Both Boone and Gracie sound like very special cats!

My boy, Lucky is a licker. He loves to lick me and my other cats. My baby boy, Rocky is my lap-cat, he'll sit in my lap for hours. He'll even let me carry him around like a baby. Sometimes if I am squatting, he'll climb on my back and try to eat my hair. When he was kitten, he'd sit on my shoulder like a parrot. My girl, Marie isn't very affectionate at all. Her most endearing behavior is probably the way she is like a motherly figure to Lucky and Rocky. She'll groom them like their her kittens.


----------



## klunick (Jul 22, 2020)

As tiny kittens, both Boone and Gracie would sleep on my lap for hours. Now not so much but Boone does use my lap to get the best angle for his suckling. Boone is very vocal and if you say his name, he instantly cries and flops down so you can pick him up. Gracie rarely makes a peep and just walks around with a constant look of disdain.


----------



## Naia’sMom (May 21, 2021)

Aww, I love the kitty stories. They sound lovely!! You are lucky to have them 😊👍🏼.
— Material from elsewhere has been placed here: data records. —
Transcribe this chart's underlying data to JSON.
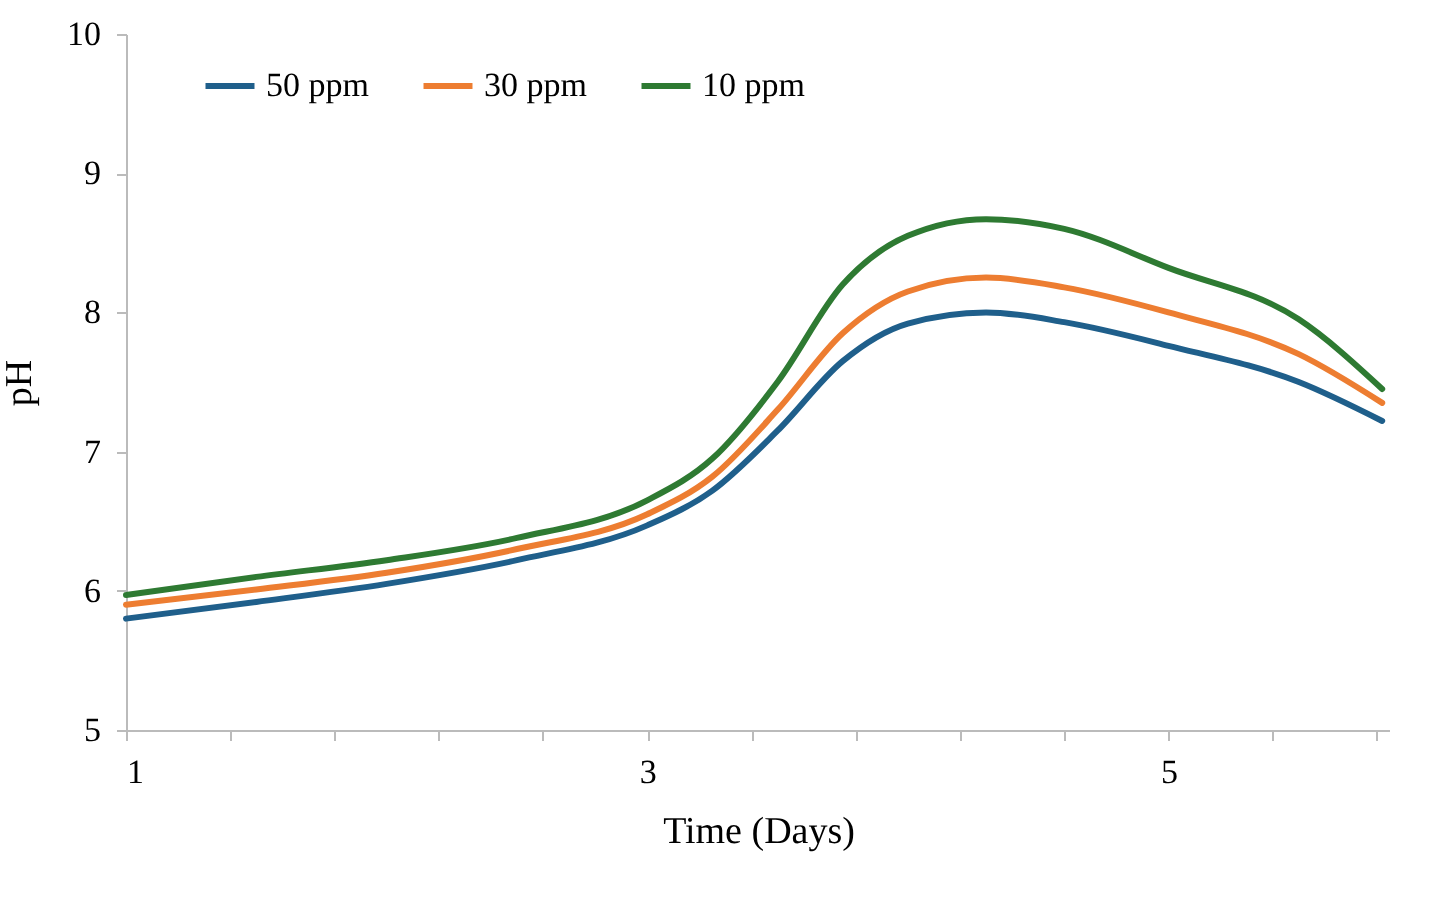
{
  "chart_data": {
    "type": "line",
    "xlabel": "Time (Days)",
    "ylabel": "pH",
    "x": [
      1,
      1.5,
      2,
      2.5,
      3,
      3.25,
      3.5,
      3.75,
      4,
      4.3,
      4.6,
      5,
      5.5,
      5.82
    ],
    "series": [
      {
        "name": "50 ppm",
        "color": "#1f5f8b",
        "values": [
          5.8,
          5.92,
          6.05,
          6.22,
          6.47,
          6.72,
          7.15,
          7.65,
          7.92,
          8.0,
          7.93,
          7.76,
          7.5,
          7.22
        ]
      },
      {
        "name": "30 ppm",
        "color": "#ed7d31",
        "values": [
          5.9,
          6.01,
          6.13,
          6.3,
          6.55,
          6.82,
          7.3,
          7.85,
          8.15,
          8.25,
          8.18,
          8.0,
          7.7,
          7.35
        ]
      },
      {
        "name": "10 ppm",
        "color": "#2e7a32",
        "values": [
          5.97,
          6.1,
          6.22,
          6.38,
          6.65,
          6.95,
          7.5,
          8.2,
          8.55,
          8.67,
          8.6,
          8.32,
          7.95,
          7.45
        ]
      }
    ],
    "xlim": [
      1,
      5.85
    ],
    "xticks": [
      1,
      {
        "value": 1.4,
        "label": null
      },
      {
        "value": 1.8,
        "label": null
      },
      {
        "value": 2.2,
        "label": null
      },
      {
        "value": 2.6,
        "label": null
      },
      3,
      {
        "value": 3.4,
        "label": null
      },
      {
        "value": 3.8,
        "label": null
      },
      {
        "value": 4.2,
        "label": null
      },
      {
        "value": 4.6,
        "label": null
      },
      5,
      {
        "value": 5.4,
        "label": null
      },
      {
        "value": 5.8,
        "label": null
      }
    ],
    "ylim": [
      5,
      10
    ],
    "yticks": [
      5,
      6,
      7,
      8,
      9,
      10
    ],
    "grid": false,
    "legend": "top",
    "marker": "none",
    "line_style": "solid"
  }
}
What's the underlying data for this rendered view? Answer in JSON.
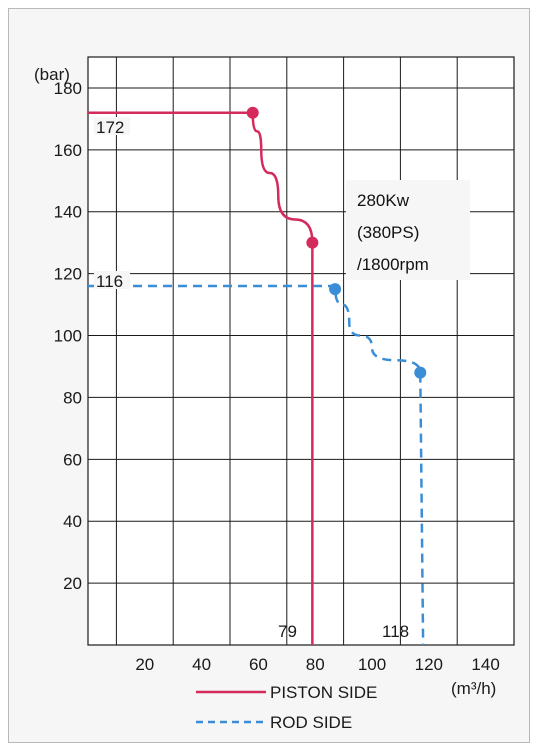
{
  "chart_data": {
    "type": "line",
    "ylabel": "(bar)",
    "xlabel": "(m³/h)",
    "xlim": [
      0,
      150
    ],
    "ylim": [
      0,
      190
    ],
    "x_ticks": [
      20,
      40,
      60,
      80,
      100,
      120,
      140
    ],
    "y_ticks": [
      20,
      40,
      60,
      80,
      100,
      120,
      140,
      160,
      180
    ],
    "grid": true,
    "annotation": [
      "280Kw",
      "(380PS)",
      "/1800rpm"
    ],
    "point_labels": {
      "piston_pressure": "172",
      "rod_pressure": "116",
      "piston_flow": "79",
      "rod_flow": "118"
    },
    "series": [
      {
        "name": "PISTON SIDE",
        "color": "#d42a5c",
        "style": "solid",
        "points": [
          [
            0,
            172
          ],
          [
            58,
            172
          ],
          [
            61,
            160
          ],
          [
            67,
            145
          ],
          [
            79,
            130
          ],
          [
            79,
            0
          ]
        ],
        "markers": [
          [
            58,
            172
          ],
          [
            79,
            130
          ]
        ]
      },
      {
        "name": "ROD SIDE",
        "color": "#3b8ed6",
        "style": "dashed",
        "points": [
          [
            0,
            116
          ],
          [
            87,
            116
          ],
          [
            92,
            104
          ],
          [
            100,
            96
          ],
          [
            117,
            88
          ],
          [
            118,
            0
          ]
        ],
        "markers": [
          [
            87,
            115
          ],
          [
            117,
            88
          ]
        ]
      }
    ],
    "legend_position": "bottom"
  }
}
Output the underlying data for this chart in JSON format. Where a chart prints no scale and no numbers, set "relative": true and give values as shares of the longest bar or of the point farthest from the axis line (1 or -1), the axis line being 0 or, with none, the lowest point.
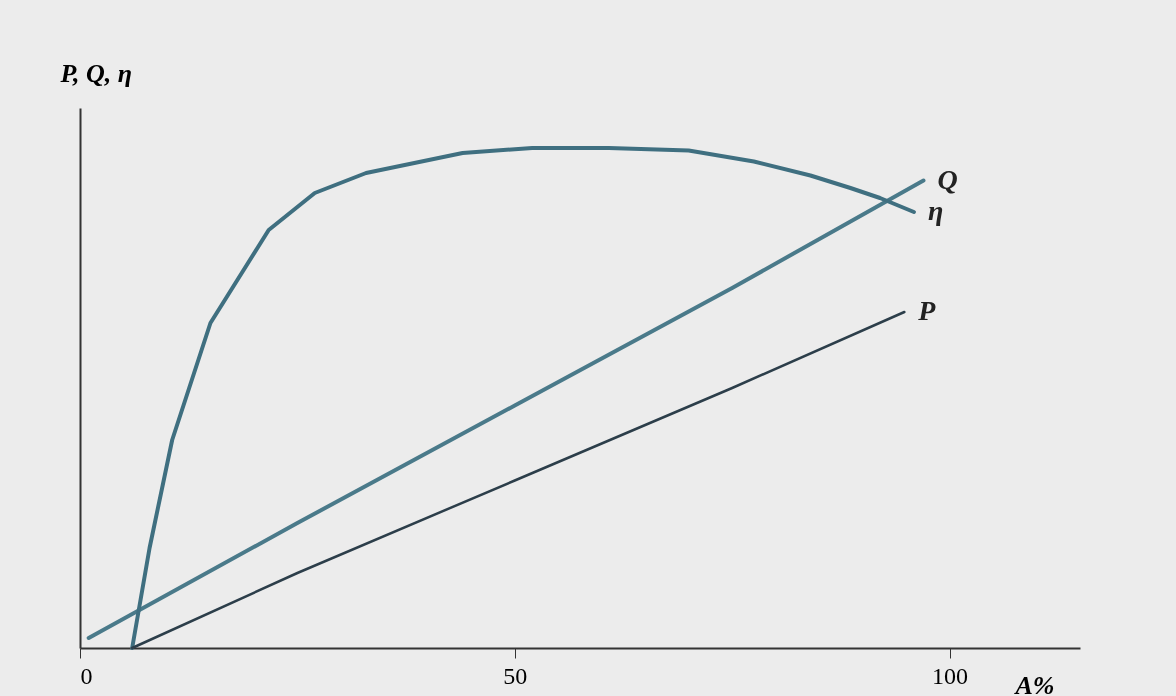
{
  "chart_data": {
    "type": "line",
    "relative": true,
    "xlabel": "A%",
    "ylabel": "P, Q, η",
    "xlim": [
      0,
      115
    ],
    "xticks": [
      0,
      50,
      100
    ],
    "legend": false,
    "marker": "none",
    "line_style": "solid",
    "series": [
      {
        "name": "Q",
        "color": "#4a7a8a",
        "x": [
          1,
          25,
          50,
          75,
          97
        ],
        "values": [
          0.02,
          0.25,
          0.485,
          0.72,
          0.935
        ]
      },
      {
        "name": "η",
        "color": "#3f6f80",
        "x": [
          6,
          8,
          10.6,
          15,
          21.7,
          27,
          32.9,
          44,
          52,
          60.8,
          70,
          77.5,
          84,
          88.6,
          92,
          95.9
        ],
        "values": [
          0,
          0.2,
          0.416,
          0.65,
          0.836,
          0.91,
          0.95,
          0.99,
          1.0,
          1.0,
          0.995,
          0.973,
          0.945,
          0.92,
          0.9,
          0.872
        ]
      },
      {
        "name": "P",
        "color": "#2c3e4a",
        "x": [
          6,
          25,
          50,
          75,
          94.8
        ],
        "values": [
          0,
          0.15,
          0.335,
          0.52,
          0.672
        ]
      }
    ]
  }
}
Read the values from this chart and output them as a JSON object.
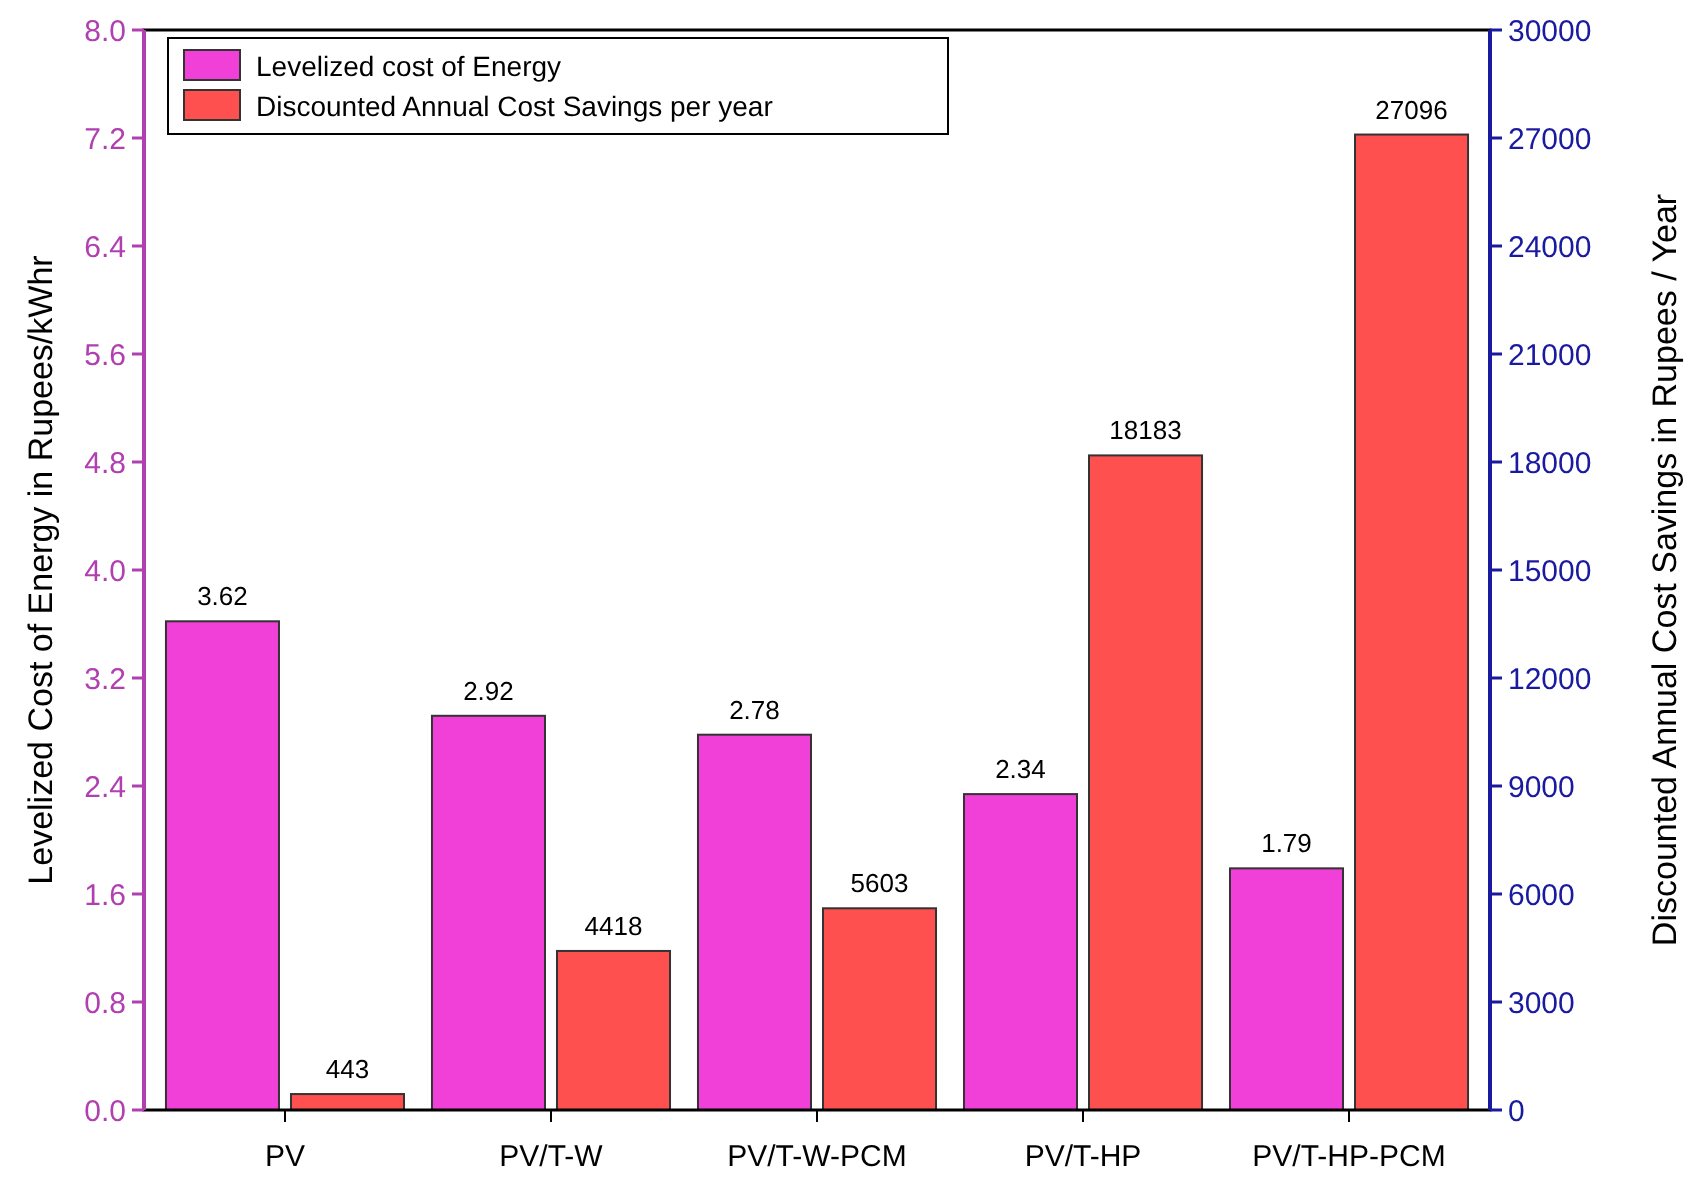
{
  "chart_data": {
    "type": "bar",
    "categories": [
      "PV",
      "PV/T-W",
      "PV/T-W-PCM",
      "PV/T-HP",
      "PV/T-HP-PCM"
    ],
    "ylabel": "Levelized Cost of Energy in Rupees/kWhr",
    "y2label": "Discounted Annual Cost Savings in Rupees / Year",
    "series": [
      {
        "name": "Levelized cost of Energy",
        "color": "#f040d8",
        "values": [
          3.62,
          2.92,
          2.78,
          2.34,
          1.79
        ]
      },
      {
        "name": "Discounted Annual Cost Savings per year",
        "color": "#ff5050",
        "axis": "y2",
        "values": [
          443,
          4418,
          5603,
          18183,
          27096
        ]
      }
    ],
    "ylim": [
      0,
      8
    ],
    "yticks": [
      {
        "value": 0,
        "label": "0.0"
      },
      {
        "value": 0.8,
        "label": "0.8"
      },
      {
        "value": 1.6,
        "label": "1.6"
      },
      {
        "value": 2.4,
        "label": "2.4"
      },
      {
        "value": 3.2,
        "label": "3.2"
      },
      {
        "value": 4,
        "label": "4.0"
      },
      {
        "value": 4.8,
        "label": "4.8"
      },
      {
        "value": 5.6,
        "label": "5.6"
      },
      {
        "value": 6.4,
        "label": "6.4"
      },
      {
        "value": 7.2,
        "label": "7.2"
      },
      {
        "value": 8,
        "label": "8.0"
      }
    ],
    "y2lim": [
      0,
      30000
    ],
    "y2ticks": [
      0,
      3000,
      6000,
      9000,
      12000,
      15000,
      18000,
      21000,
      24000,
      27000,
      30000
    ],
    "data_labels": true,
    "legend": "top left",
    "grid": false
  }
}
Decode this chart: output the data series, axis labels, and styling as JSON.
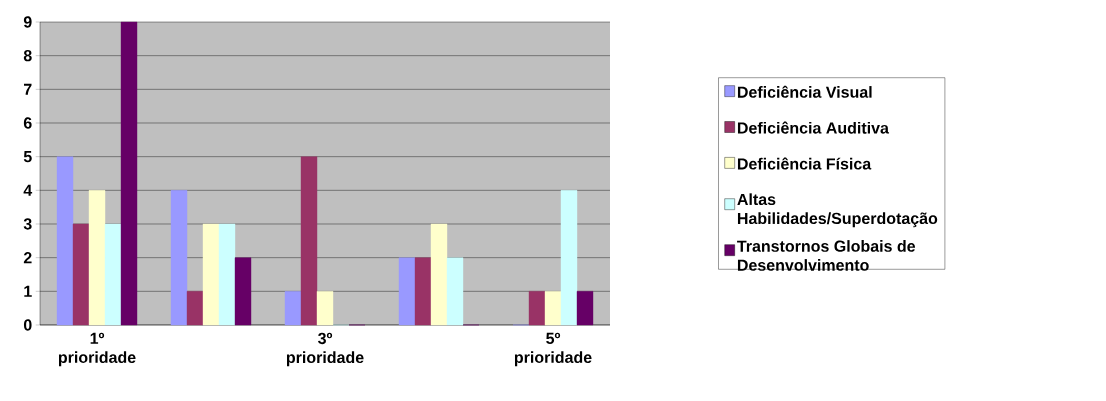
{
  "chart_data": {
    "type": "bar",
    "categories": [
      "1º prioridade",
      null,
      "3º prioridade",
      null,
      "5º prioridade"
    ],
    "series": [
      {
        "name": "Deficiência Visual",
        "color": "#9999ff",
        "values": [
          5,
          4,
          1,
          2,
          0
        ]
      },
      {
        "name": "Deficiência Auditiva",
        "color": "#993366",
        "values": [
          3,
          1,
          5,
          2,
          1
        ]
      },
      {
        "name": "Deficiência Física",
        "color": "#ffffcc",
        "values": [
          4,
          3,
          1,
          3,
          1
        ]
      },
      {
        "name": "Altas Habilidades/Superdotação",
        "color": "#ccffff",
        "values": [
          3,
          3,
          0,
          2,
          4
        ]
      },
      {
        "name": "Transtornos Globais de Desenvolvimento",
        "color": "#660066",
        "values": [
          9,
          2,
          0,
          0,
          1
        ]
      }
    ],
    "ylim": [
      0,
      9
    ],
    "yticks": [
      0,
      1,
      2,
      3,
      4,
      5,
      6,
      7,
      8,
      9
    ],
    "grid": "y",
    "legend": "right"
  }
}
Naia does so many cute things, but I think when you love a person or an animal, everything they do is adorable. One of my favorites is how she always chooses to be with us. I’m a stay at home mom for the time being, so Naia Button is always close by the baby and me. Doesn’t matter if we are in the bath, having a snack, or playing out back. In fact, if she isn’t close by I get worried and go looking for her.

Just today I laid on my bed to write an email and she jumped up to lay betwixt my legs. She also lets the baby lay on her like a pillow. Love this little kitty!!


----------



## klunick (Jul 22, 2020)

First off, I love the name Crackhead!! 😆 Second,Boone is the King of the Sploot. He never just lies down. It's always in a sploot.


----------



## marie73 (Jul 12, 2006)

I had to be lying on my back, and Cleo, for years, would jump on my bed and turn around three times, knead me until she got a little tired (there was a bit of drool involved, along with purring like a panther), and then go to sleep with her paw on my shoulder or neck or face. And if I interrupted her at any point, she would start over.


----------



## StanAndAlf (May 16, 2021)

I love these stories, really shows what a great addition cats make to our lives. 

One incident that really stuck out for me: my boy Stanley is a selective cuddler. He's very active and wayyy prefers a game of chase around the house to snuggling. He will have rare moments though, where he demands affection (usually at 5am). He sleeps with me in the winter, though he hates when the fan is on high speed and won't even come into my room at night in the summer. 

One night I had a very bad nightmare. I had shut the door to my room that night to keep the cool air in. When I woke up after my nightmare, Stanley was outside my room, calling (he was the only indoor cat I had at the time). I got up, let him in and left the door open so he could leave when he chose. Except he didn't leave. He stayed cuddled up in the crook of my knee for the rest of the night, even though he was directly underneath the fan. 

These animals truly are amazing.


----------